In The Lancet, researchers report the first results from IBIS-II (International Breast cancer Intervention Study II) in which 3864 postmenopausal women at high risk of breast cancer were randomised to receive preventative treatment with anastrozole 1mg (n=1920) or placebo (n=1944) every day for 5 years. The primary endpoint was histologically confirmed breast cancer (invasive cancers or non-invasive ductal carcinoma in situ).
At 5 years, 40 women in the anastrozole group (2%) and 85 in the placebo group (4%) had developed breast cancer (hazard ratio 0.47, 95% CI, 0.32—0.68, p<0.0001). The predicted cumulative incidence of all breast cancers after 7 years was 5.6% in the placebo group and 2.8% in the anastrozole group. Eighteen deaths were reported in the anastrozole group and 17 in the placebo group, and no specific causes were more common in one group than the other (p=0.836).

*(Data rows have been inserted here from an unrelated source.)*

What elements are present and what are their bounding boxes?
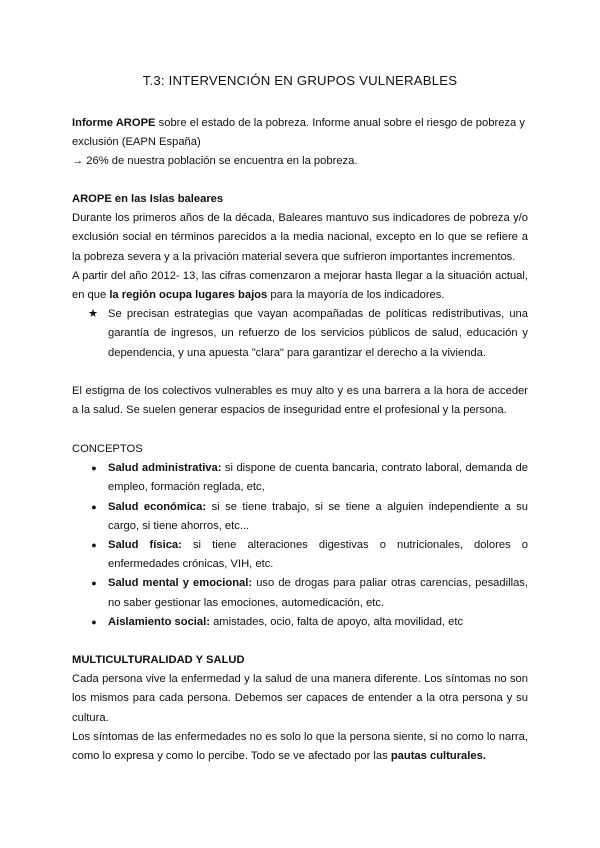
informe-paragraph: [72, 114, 528, 152]
bullet-dot-icon: ●: [91, 578, 97, 589]
concept-text: si tiene alteraciones digestivas o nutricionales, dolores o enfermedades crónicas, VIH, etc.: [108, 539, 528, 571]
para2-end: para la mayoría de los indicadores.: [267, 289, 445, 302]
multicultural-heading: MULTICULTURALIDAD Y SALUD: [72, 654, 245, 666]
multicultural-para1: Cada persona vive la enfermedad y la salud de una manera diferente. Los síntomas no son los mismos para cada persona. Debemos ser capaces de entender a la otra persona y su cultura.: [72, 673, 528, 724]
list-item: [72, 536, 528, 574]
list-item: [72, 498, 528, 536]
informe-section: [72, 114, 528, 172]
concept-label: Salud mental y emocional:: [108, 577, 253, 590]
estigma-paragraph: El estigma de los colectivos vulnerables es muy alto y es una barrera a la hora de acceder a la salud. Se suelen generar espacios de inseguridad entre el profesional y la persona.: [72, 385, 528, 417]
poverty-stat-line: → 26% de nuestra población se encuentra en la pobreza.: [72, 155, 358, 168]
multicultural-para2-start: Los síntomas de las enfermedades no es solo lo que la persona siente, si no como lo narra, como lo expresa y como lo percibe. Todo se ve afectado por las: [72, 730, 528, 763]
arope-baleares-section: [72, 190, 528, 363]
conceptos-heading: CONCEPTOS: [72, 443, 143, 455]
star-list-item: [72, 305, 528, 363]
bullet-dot-icon: ●: [91, 616, 97, 627]
multicultural-section: [72, 651, 528, 766]
informe-bold: Informe AROPE: [72, 117, 156, 129]
informe-text: sobre el estado de la pobreza. Informe anual sobre el riesgo de pobreza y exclusión (EAPN España): [72, 117, 525, 149]
list-item: [72, 574, 528, 612]
arope-baleares-para2: [72, 267, 528, 305]
star-bullet-icon: ★: [88, 308, 99, 321]
list-item: [72, 459, 528, 497]
concept-text: si se tiene trabajo, si se tiene a alguien independiente a su cargo, si tiene ahorros, etc...: [108, 500, 528, 532]
conceptos-section: [72, 440, 528, 632]
bullet-dot-icon: ●: [91, 540, 97, 551]
concept-label: Salud administrativa:: [108, 462, 222, 475]
concept-label: Aislamiento social:: [108, 615, 210, 628]
concept-text: uso de drogas para paliar otras carencias, pesadillas, no saber gestionar las emociones, automedicación, etc.: [108, 577, 529, 609]
arope-baleares-heading: AROPE en las Islas baleares: [72, 193, 224, 205]
concept-text: amistades, ocio, falta de apoyo, alta movilidad, etc: [209, 615, 464, 628]
arope-baleares-para1: Durante los primeros años de la década, Baleares mantuvo sus indicadores de pobreza y/o exclusión social en términos parecidos a la media nacional, excepto en lo que se refiere a la pobreza severa y a la privación material severa que sufrieron importantes incrementos.: [72, 212, 528, 263]
multicultural-para2: [72, 728, 528, 766]
multicultural-para2-bold: pautas culturales.: [390, 750, 486, 763]
concept-label: Salud física:: [108, 539, 182, 552]
bullet-dot-icon: ●: [91, 463, 97, 474]
star-item-text: Se precisan estrategias que vayan acompañadas de políticas redistributivas, una garantía de ingresos, un refuerzo de los servicios públicos de salud, educación y dependencia, y una apuesta "clara" para garantizar el derecho a la vivienda.: [108, 308, 528, 359]
para2-bold: la región ocupa lugares bajos: [109, 289, 268, 302]
concept-text: si dispone de cuenta bancaria, contrato laboral, demanda de empleo, formación reglada, etc,: [108, 462, 528, 494]
concept-label: Salud económica:: [108, 500, 207, 513]
list-item: [72, 613, 528, 632]
conceptos-list: [72, 459, 528, 632]
page-title: T.3: INTERVENCIÓN EN GRUPOS VULNERABLES: [142, 73, 458, 88]
para2-start: A partir del año 2012- 13, las cifras comenzaron a mejorar hasta llegar a la situación actual, en que: [72, 269, 528, 302]
bullet-dot-icon: ●: [91, 501, 97, 512]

Many adverse events were reported. Total number of fractures did not differ significantly by group. Musculoskeletal adverse events were reported in significantly more women in the anastrozole group than in the placebo group (p=0.0001). Carpal tunnel syndrome and joint stiffness were both significantly more common in the anastrozole group than in the placebo group. Vasomotor symptoms were common in both groups, but significantly more frequent with anastrozole than placebo (p<0.0001). Significantly more women taking anastrozole than those taking placebo reported dry eyes. Hypertension wassignificantly increased with anastrozole.
Full adherence for 5 years was 70% overall and only slightly lower in the anastrozole group than in the placebo group.
The researchers note that the median follow-up in their study of 5 years is longer than for previous trials but further follow-up is needed to fully assess the value of anastrozole in the prevention setting, though a commentary notes that without protocol-defined procedures after 5 years, complete data capture might be a challenge.
The American Society of Clinical Oncology task force has recommended that exemestane be considered for prevention in addition to tamoxifen and raloxifene, whilst NICE has recommended that tamoxifen and raloxifene be offered to women at high risk of breast cancer. The researchers conclude that their findings strongly support the use of anastrozole for preventive treatment of high-risk post menopausal women.
An accompanying commentary points out that as the strongest protective effect was recorded in hormone-sensitive and screen-detected breast cancers, the overall breast cancer mortality gain with prevention therapy could be small; and no such gain has been reported in any of the pharmacoprevention trials to date. Therefore, for any woman considering 5 years anti-oestrogen therapy to reduce breast cancer risk without evidence of longer life, the perceived and actual toxicity of this intervention becomes important.